Wednesday, April 2, 2008

Kaveny, Commonweal, & Complementarity

If you subscribe to Commonweal magazine, click here to read an insightful column in the March 28, 2008, issue by Cathleen Kaveny, a professor of law and theology at the University of Notre Dame, about the premises of Pope John Paul II's "new feminism." (If you aren't a subscriber, the web site probably won't let you read the article, at least not yet. Take the plunge: for 50 cents a week, you can buy yourself a regular infusion of "Religion, Politics & Culture" that far surpasses any mere blog.)

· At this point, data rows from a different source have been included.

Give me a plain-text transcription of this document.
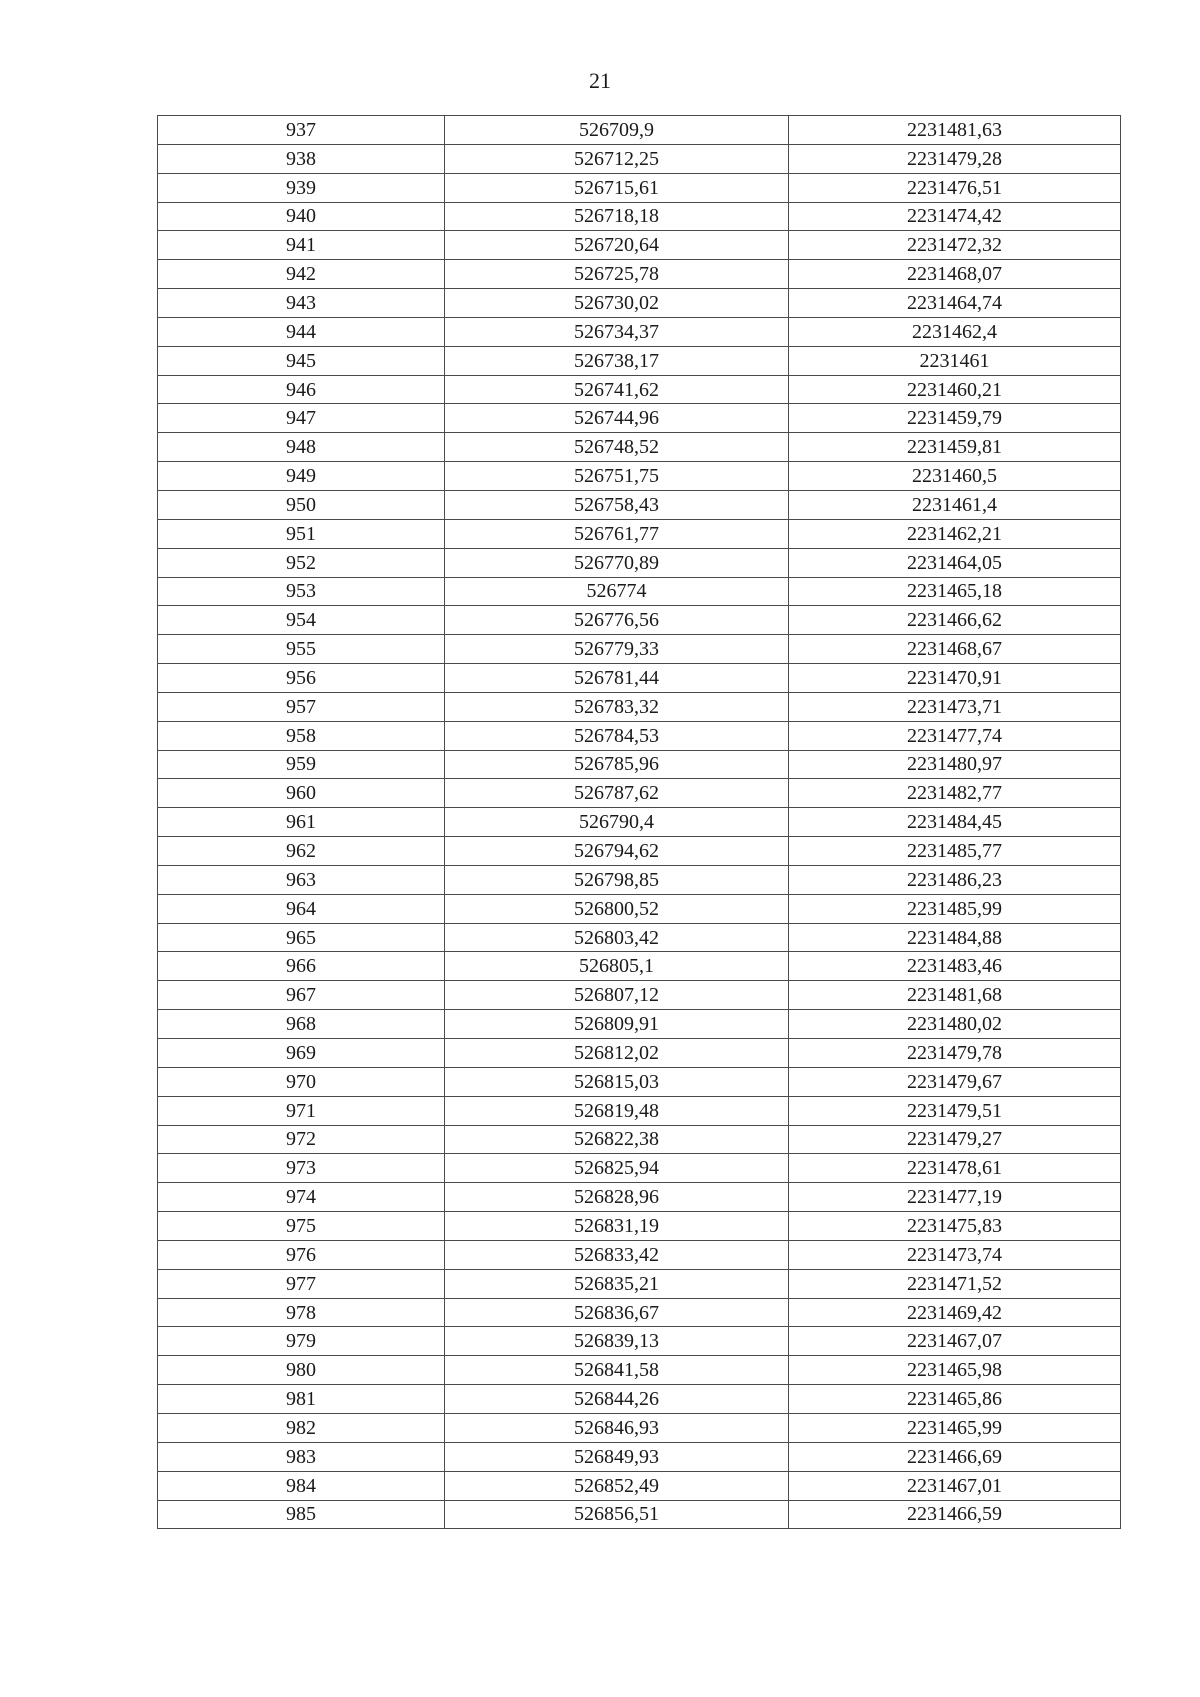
21
937	526709,9	2231481,63
938	526712,25	2231479,28
939	526715,61	2231476,51
940	526718,18	2231474,42
941	526720,64	2231472,32
942	526725,78	2231468,07
943	526730,02	2231464,74
944	526734,37	2231462,4
945	526738,17	2231461
946	526741,62	2231460,21
947	526744,96	2231459,79
948	526748,52	2231459,81
949	526751,75	2231460,5
950	526758,43	2231461,4
951	526761,77	2231462,21
952	526770,89	2231464,05
953	526774	2231465,18
954	526776,56	2231466,62
955	526779,33	2231468,67
956	526781,44	2231470,91
957	526783,32	2231473,71
958	526784,53	2231477,74
959	526785,96	2231480,97
960	526787,62	2231482,77
961	526790,4	2231484,45
962	526794,62	2231485,77
963	526798,85	2231486,23
964	526800,52	2231485,99
965	526803,42	2231484,88
966	526805,1	2231483,46
967	526807,12	2231481,68
968	526809,91	2231480,02
969	526812,02	2231479,78
970	526815,03	2231479,67
971	526819,48	2231479,51
972	526822,38	2231479,27
973	526825,94	2231478,61
974	526828,96	2231477,19
975	526831,19	2231475,83
976	526833,42	2231473,74
977	526835,21	2231471,52
978	526836,67	2231469,42
979	526839,13	2231467,07
980	526841,58	2231465,98
981	526844,26	2231465,86
982	526846,93	2231465,99
983	526849,93	2231466,69
984	526852,49	2231467,01
985	526856,51	2231466,59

In Mulieris dignitatem (1988), John Paul defended two seemingly irreconcilable notions: the equal dignity of men and women, and the restriction of priesthood to men alone. Kaveny compares his apostolic letter with the article "Woman" from the 1912 Catholic Encylopedia and finds many similarities:
...both documents emphasize the equal dignity of women and men. Both underscore the importance of Christianity in bringing new insight and commitment to the transcendent value of women's lives. Both present the Virgin Mary as the ideal woman. Both emphasize the importance of maternal virtues for all women, not merely physical mothers. Both strongly defend a divinely ordained difference and complementarity between men and women. Consequently, both are worried about the baleful effects of blurred gender roles.
Kaveny is troubled by the conclusions drawn by the 1912 article: that women and men should not have the same vocational and educational opportunities, that women should not be directly involved in politics or even have the right to vote. John Paul did not share those restrictive views, she acknowledges, but we "don't know why he didn't. We know only that the premises of his anthropological argument are virtually identical to those in the encyclopedia."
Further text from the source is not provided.